Bile duct dilatation is prone to causing many complications of the pancreas and biliary system, which mainly include neonatal liver fibrosis, adult cholangitis, pancreatitis, and cholecystitis. Long-term pancreatic reflux causes bile duct endothelial metaplasia, which has the potential for malignant transformation. Statistically, 21.6% of patients with biliary dilatation have biliary tract cancer, of which approximately 62.5% of the cases of biliary tract cancer are gallbladder cancer, 4.7% are cases of gallbladder cancer combined with cholangiocarcinoma, and 62.5% are cholangiocarcinoma [5]. Therefore, once biliary dilatation is diagnosed, surgical treatment should be performed as soon as possible, and the dilated bile duct should be completely removed. Approximately 0.7–3% of patients, especially Todani type I and IV patients, develop cholangiocarcinoma after the surgical resection [7]. An incomplete resection of the dilated bile duct and the field effect of the bile duct epithelium can both increase the inherent susceptibility to malignant transformation at the cellular level [8, 9].

Previous studies have shown that Magnetic Resonance Cholangiopancreatography (MRCP) has a sensitivity of up to 96% in the diagnosis of choledochal cysts [10]; however, its reported sensitivity in detecting aberrant pancreaticobiliary junctions has been as low as 53% [11]. In this case, the initial implementation of MRCP suggested that the descending duodenal diverticula caused a partial obstruction and the dilation of the common bile duct. Later, EUS suggested that the biliary dilatation had compressed the pancreatic duct and caused dilation; then, the choledochal had herniated into the duodenum. After discussion with the radiologist, we concluded that the diagnosis obtained by EUS was indeed correct. This shows that when the structure of the biliary disease is confusing, EUS can play a very important role as an auxiliary diagnostic test; because the operator can dynamically and continuously observe the shape of the bile duct and can determine whether the cyst is connected to the CBD during the EUS examination.

Complete surgical excision is the optimal treatment for biliary dilatation. Roux‑en‑Y hepaticojejunostomy and hepatoduodenal anastomosis are the conventional extrahepatic biliary reconstruction methods, among which the most commonly used anastomosis is Roux‑en‑Y hepaticojejunostomy [1, 2, 12]. In this case, because the opening of the pancreatic duct was located in the dilated bile duct, the dilated cyst was not completely removed during the operation, and a purse-string suture was placed on the residual cyst. Therefore, close follow-up after the operation was required to determine if the unresected remnant was cancerous.

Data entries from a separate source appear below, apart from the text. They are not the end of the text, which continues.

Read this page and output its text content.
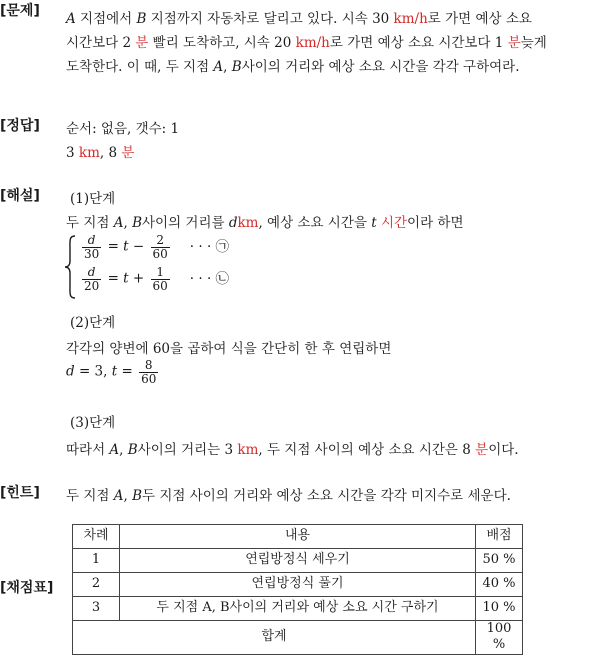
[문제] A 지점에서 B 지점까지 자동차로 달리고 있다. 시속 30 km/h로 가면 예상 소요
시간보다 2 분 빨리 도착하고, 시속 20 km/h로 가면 예상 소요 시간보다 1 분늦게
도착한다. 이 때, 두 지점 A, B사이의 거리와 예상 소요 시간을 각각 구하여라.
[정답] 순서: 없음, 갯수: 1
3 km, 8 분
[해설] (1)단계
두 지점 A, B사이의 거리를 dkm, 예상 소요 시간을 t 시간이라 하면
$\frac{d}{30} = t - \frac{2}{60}$ · · · ㉠
$\frac{d}{20} = t + \frac{1}{60}$ · · · ㉡
(2)단계
각각의 양변에 60을 곱하여 식을 간단히 한 후 연립하면
d = 3, $t = \frac{8}{60}$
(3)단계
따라서 A, B사이의 거리는 3 km, 두 지점 사이의 예상 소요 시간은 8 분이다.
[힌트] 두 지점 A, B두 지점 사이의 거리와 예상 소요 시간을 각각 미지수로 세운다.
[채점표]
차례	내용	배점
1	연립방정식 세우기	50 %
2	연립방정식 풀기	40 %
3	두 지점 A, B사이의 거리와 예상 소요 시간 구하기	10 %
합계		100 %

However, assuming that the bile duct of the pancreatic segment has been completely removed, the bile duct would then have been stripped from the pancreatic parenchyma, and the incidence of postoperative pancreatic leakage would significantly increase. Fortunately, the patient had no postoperative complications during the nearly 2-year follow-up.

In short, for the diagnosis and management of patients with biliary dilatation, a comprehensive and accurate preoperative evaluation should be carried out. According to the patient's condition, a safe and appropriate surgical plan should be selected to avoid complications as much as possible. In addition, patients need to be followed up for a long time.